Sometimes we mourn celebrities by interacting with other mourning fans, something that social media has made particularly accessible. In the wake of Bowie and Rickman’s deaths, fans flocked to Twitter, Facebook, and Tumblr to pay tribute to the deceased, and grieve — virtually — alongside each other. In 2012, Glenn Sparks, a communications professor at Purdue University, explained,

By interacting with others who also had such a parasocial relationship with the deceased, we get to engage in a kind of mediated family that collectively gets to express its big group emotion to the loss.

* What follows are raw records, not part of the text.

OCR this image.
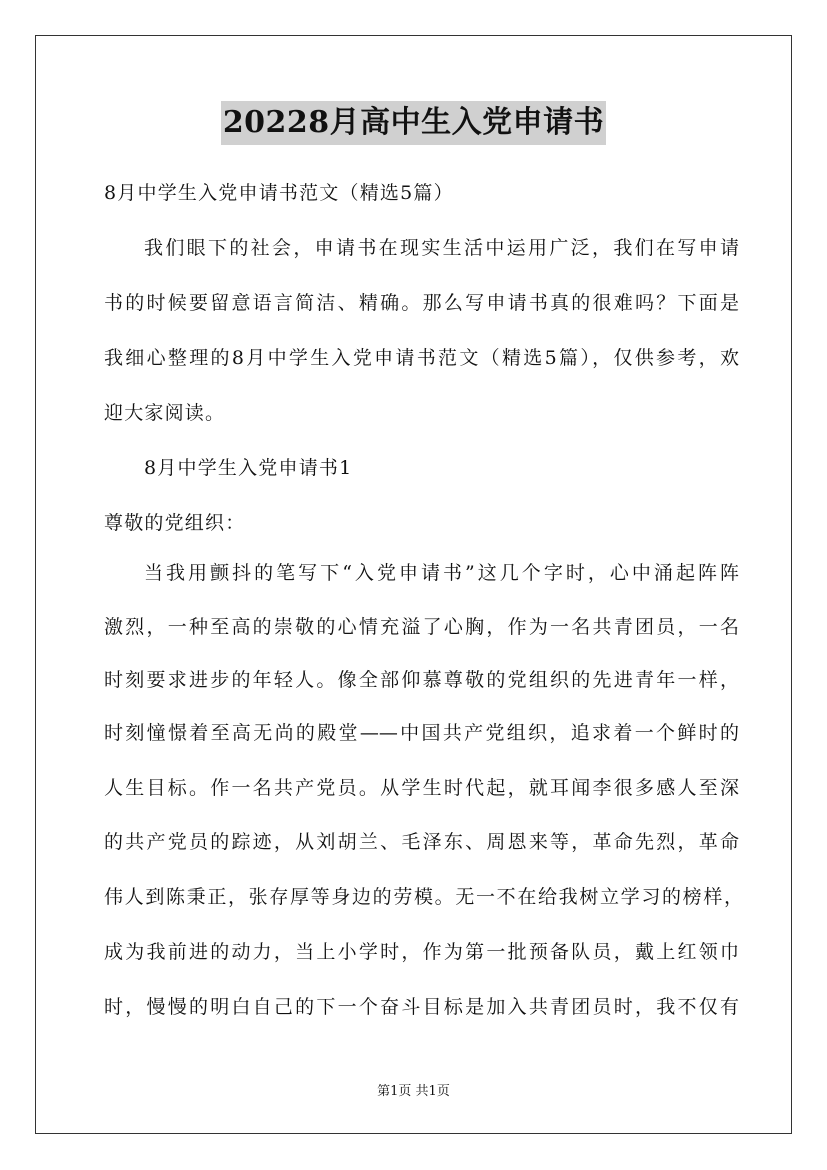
20228月高中生入党申请书
8月中学生入党申请书范文（精选5篇）
我们眼下的社会，申请书在现实生活中运用广泛，我们在写申请
书的时候要留意语言简洁、精确。那么写申请书真的很难吗？下面是
我细心整理的8月中学生入党申请书范文（精选5篇），仅供参考，欢
迎大家阅读。
8月中学生入党申请书1
尊敬的党组织：
当我用颤抖的笔写下“入党申请书”这几个字时，心中涌起阵阵
激烈，一种至高的崇敬的心情充溢了心胸，作为一名共青团员，一名
时刻要求进步的年轻人。像全部仰慕尊敬的党组织的先进青年一样，
时刻憧憬着至高无尚的殿堂——中国共产党组织，追求着一个鲜时的
人生目标。作一名共产党员。从学生时代起，就耳闻李很多感人至深
的共产党员的踪迹，从刘胡兰、毛泽东、周恩来等，革命先烈，革命
伟人到陈秉正，张存厚等身边的劳模。无一不在给我树立学习的榜样，
成为我前进的动力，当上小学时，作为第一批预备队员，戴上红领巾
时，慢慢的明白自己的下一个奋斗目标是加入共青团员时，我不仅有
第1页 共1页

In a 2012 article, professors Scott Radford and Peter Bloch describe two other ways that fans cope with the death of a celebrity: “Introjection” and “incorporation.” Introjection involves fans attempting to “relive” their experiences with the celebrity. We can see this behavior, for example, in SNL’s decision to replay David Bowie’s 1979 performance on the show the past weekend, and in articles reminding us of Alan Rickman’s most loved scenes. Incorporation involves fans’ increased interest in material objects associated with deceased. As Sager points out, this might mean that a fan jumps to buy Bowie’s final album, or, in a more extreme case, that a fan attempts to acquire objects that the celebrity actually owned or touched. These things can take on the status of sacred objects. (There’s a reason that, at an auction in November, someone paid $137 thousand for a sweater once owned by Kurt Cobain, and another person paid a cool $2.4 million for John Lennon’s acoustic guitar).

Although spending millions on a guitar may be extreme, fans’ reactions to Bowie and Rickman’s deaths, from sharing memories and videos on social media to decorating Platform 9¾, are, in fact, healthy ways of coping with losses that — despite the distance between fan and celebrity — are nevertheless both real and painful.